Reviewer: Afer Ventus
Genre: Poetry (a collection)
Author: Oluwaseun Alele
Publisher: McSeal Publishers
Year of Publication: 2021
Date of Review: 7th December, 2021
Vicissitudes of Beauty: A Review of Selected Poems in Oluwaseun Alele’s ‘A Constellation of Cravings’
Beauty is adire! Adire is Africa! Africa is ‘A Constellation of Cravings’! ‘A Constellation of Cravings is beauty! Born in Lagos, Nigeria and resides in England, Still, Oluwaseun’s concern for his Father Land is touching. He mixes grandeur in beautiful simplicity which this review will select.
Have you ever had a breadwinner who gambles? Is his lot to breadwin or breadlose? Well, the latter with hatred for the persona’s father is the bone of contention in the poem, ‘My Father Is A Gambler’.
The first stanza started out with the persona describing the effect of her late father’s devastating habit. She describes the family living in a one room apartment with seven brothers and two mothers and how the fathers are late with the word ‘[b]astard’ used in denoting the idea. Further dictions used were: ‘hot-steamed poverty,/Stones for pillows,/dust socked our feet./We were living backwards/From death beds to daily bread.’ The listed choices of syntaxes connote the various aspects where penury took charge of the persona’s family and metaphorically adding that ‘Every day was a resurrection’.

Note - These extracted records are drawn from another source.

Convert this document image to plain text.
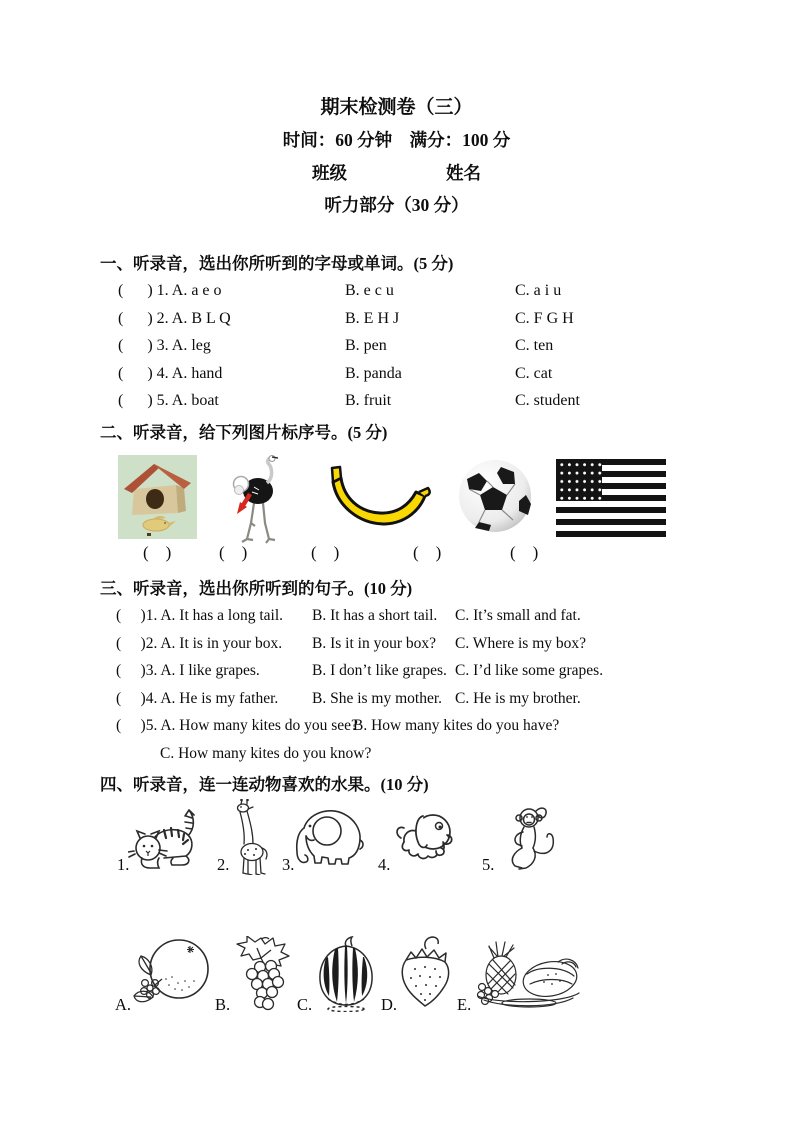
期末检测卷（三）
时间：60 分钟　满分：100 分
班级	姓名
听力部分（30 分）
一、听录音，选出你所听到的字母或单词。(5 分)
(      ) 1. A. a e o	B. e c u	C. a i u
(      ) 2. A. B L Q	B. E H J	C. F G H
(      ) 3. A. leg	B. pen	C. ten
(      ) 4. A. hand	B. panda	C. cat
(      ) 5. A. boat	B. fruit	C. student
二、听录音，给下列图片标序号。(5 分)
(    )	(    )	(    )	(    )	(    )
三、听录音，选出你所听到的句子。(10 分)
(     )1. A. It has a long tail.	B. It has a short tail.	C. It’s small and fat.
(     )2. A. It is in your box.	B. Is it in your box?	C. Where is my box?
(     )3. A. I like grapes.	B. I don’t like grapes. C. I’d like some grapes.
(     )4. A. He is my father.	B. She is my mother. C. He is my brother.
(     )5. A. How many kites do you see?
B. How many kites do you have?
C. How many kites do you know?
四、听录音，连一连动物喜欢的水果。(10 分)
1.	2.	3.	4.	5.
A.	B.	C.	D.	E.
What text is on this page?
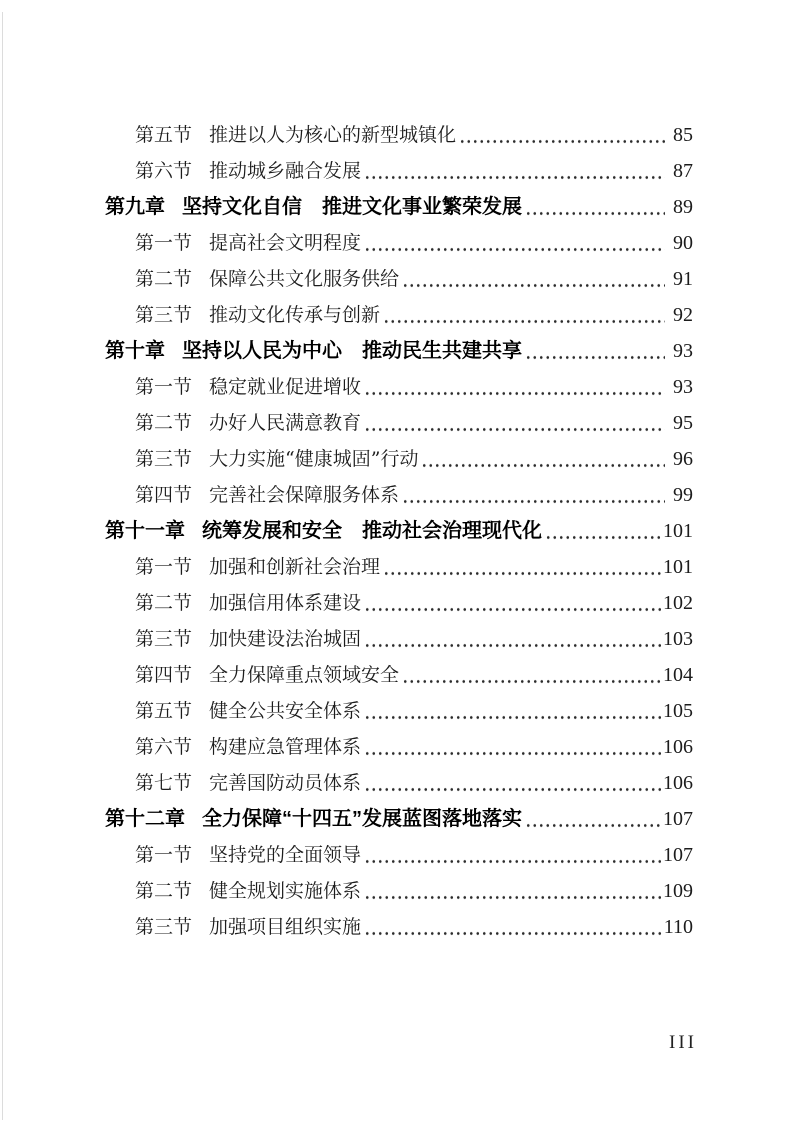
第五节 推进以人为核心的新型城镇化	85
第六节 推动城乡融合发展	87
第九章 坚持文化自信　推进文化事业繁荣发展	89
第一节 提高社会文明程度	90
第二节 保障公共文化服务供给	91
第三节 推动文化传承与创新	92
第十章 坚持以人民为中心　推动民生共建共享	93
第一节 稳定就业促进增收	93
第二节 办好人民满意教育	95
第三节 大力实施“健康城固”行动	96
第四节 完善社会保障服务体系	99
第十一章 统筹发展和安全　推动社会治理现代化	101
第一节 加强和创新社会治理	101
第二节 加强信用体系建设	102
第三节 加快建设法治城固	103
第四节 全力保障重点领域安全	104
第五节 健全公共安全体系	105
第六节 构建应急管理体系	106
第七节 完善国防动员体系	106
第十二章 全力保障“十四五”发展蓝图落地落实	107
第一节 坚持党的全面领导	107
第二节 健全规划实施体系	109
第三节 加强项目组织实施	110
III
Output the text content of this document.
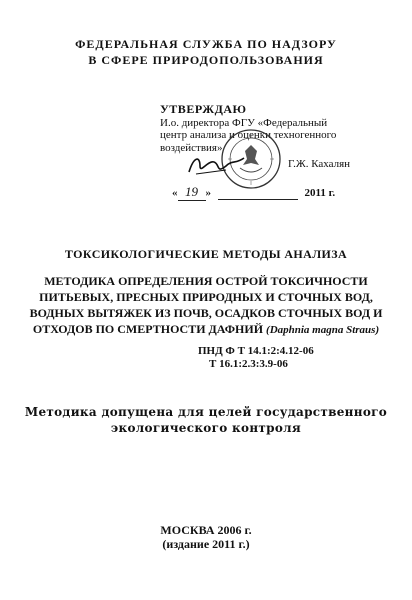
ФЕДЕРАЛЬНАЯ СЛУЖБА ПО НАДЗОРУ
В СФЕРЕ ПРИРОДОПОЛЬЗОВАНИЯ
УТВЕРЖДАЮ
И.о. директора ФГУ «Федеральный
центр анализа и оценки техногенного
воздействия»
Г.Ж. Кахалян
« 19 »	2011 г.
ТОКСИКОЛОГИЧЕСКИЕ МЕТОДЫ АНАЛИЗА
МЕТОДИКА ОПРЕДЕЛЕНИЯ ОСТРОЙ ТОКСИЧНОСТИ
ПИТЬЕВЫХ, ПРЕСНЫХ ПРИРОДНЫХ И СТОЧНЫХ ВОД,
ВОДНЫХ ВЫТЯЖЕК ИЗ ПОЧВ, ОСАДКОВ СТОЧНЫХ ВОД И
ОТХОДОВ ПО СМЕРТНОСТИ ДАФНИЙ (Daphnia magna Straus)
ПНД Ф Т 14.1:2:4.12-06
Т 16.1:2.3:3.9-06
Методика допущена для целей государственного
экологического контроля
МОСКВА 2006 г.
(издание 2011 г.)
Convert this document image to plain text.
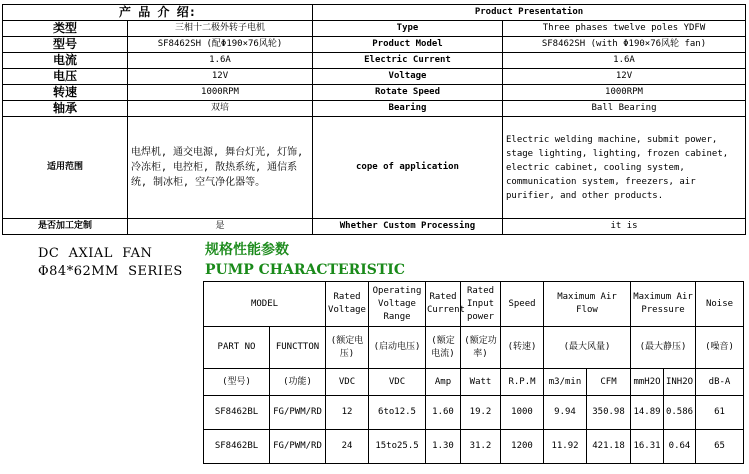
产 品 介 绍:		Product Presentation	
类型	三相十二极外转子电机	Type	Three phases twelve poles YDFW
型号	SF8462SH (配Φ190×76风轮)	Product Model	SF8462SH (with Φ190×76风轮 fan)
电流	1.6A	Electric Current	1.6A
电压	12V	Voltage	12V
转速	1000RPM	Rotate Speed	1000RPM
轴承	双培	Bearing	Ball Bearing
适用范围	电焊机, 通交电源, 舞台灯光, 灯饰, 冷冻柜, 电控柜, 散热系统, 通信系统, 制冰柜, 空气净化器等。	cope of application	Electric welding machine, submit power, stage lighting, lighting, frozen cabinet, electric cabinet, cooling system, communication system, freezers, air purifier, and other products.
是否加工定制	是	Whether Custom Processing	it is
DC  AXIAL  FAN
Φ84*62MM  SERIES
规格性能参数
PUMP CHARACTERISTIC
MODEL		Rated Voltage	Operating Voltage Range	Rated Current	Rated Input power	Speed	Maximum Air Flow		Maximum Air Pressure		Noise
PART NO	FUNCTTON	(额定电压)	(启动电压)	(额定电流)	(额定功率)	(转速)	(最大风量)		(最大静压)		(噪音)
(型号)	(功能)	VDC	VDC	Amp	Watt	R.P.M	m3/min	CFM	mmH2O	INH2O	dB-A
SF8462BL	FG/PWM/RD	12	6to12.5	1.60	19.2	1000	9.94	350.98	14.89	0.586	61
SF8462BL	FG/PWM/RD	24	15to25.5	1.30	31.2	1200	11.92	421.18	16.31	0.64	65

Paddling in, the second stanza concludes of the speaker’s anger for her late father. For instance, she buried her father’s spoon beside his grave. The spoon is a metonymy for his ‘wealth’ or financial status. Also, she left his smiling portrait alongside which reminds her of Poker in the card game, and how her father ‘was too high to have a Royal Flush.’ This ‘Royal Flush’ signifies the strongest hand in poker which couldn’t be offered to the dead man who ‘flushed his wealth away in that casino.’
Secondly, ‘Spring’ preaches of the joy in rebirth. It is about the persona’s quest to go back to writing, which she had forsaken months ago. It suggests the persona only takes to writing whenever s/he feels sad.
However, the persona feels that his/her sadness is giving way to happiness. Here, the poet contrasts the symbol of winter and spring. To the persona, s/he is ‘smelling a newness like the freshness of leaves in spring…for ‘it’s the murky clouds giving/way to blue skies’. This is a song of hope for the reborn of good qualities.
Lastly, ‘At the Birth of Debt’ is episodic on the physiological and psychological damages to an extreme state of owing people. Sometimes, my friends will joke about how owing someone makes you feel like even the water you drink is on credit. That’s why you sometimes choke while drinking it because it would feel like even the water is trying to find its way back to the owner. Many will go into hiding like a bear in hibernation. Well, the poet is not far from our plight, as no writer writes in a vacuum. He may, one way or another, have experienced what it means when debt uses a home as its footstool.
The first episode treats how life changed into a large picture of darkness and misfortune when debts make the persona’s parents so emaciated, as they were compared to ‘breaking bones’. Guys! This is so possible, but one in his prayers (if he prays at all), shouldn’t forget to pray against debt, for she’s a treat.
The second shows that hunger begins to set in till they ‘…broke fast in dreams.’ This suggests the persona’s religious background and a clue to how they sought for solution by fasting and praying and then breaking fast in illusions (dreams).
The final stanza progresses to how the persona’s mother stays in hiding ‘for fear of being broken by her/creditors’ or the fear of being killed in their traps that must have been set for her. This is similar to Small Doctor (a Nigerian singer) who has something to say about if you no get money…. Furthermore, father is also unspared at the birth of debt. He begins to wallow in uninteresting things and staring ‘into the ceiling as if/she would disgorge a money miracle’. The last line somewhat implies the poet’s suggestion to better ways of relieving debt of her anarchy rather than waiting for a giveaway or a dash.
In conclusion, Oluwaseun Alele has shown the different sides of beauty in his collection. And the beauty lies in his technique. For me, and like Polonius, this is ‘the soul of wit’ to cloak anew that which is known to people.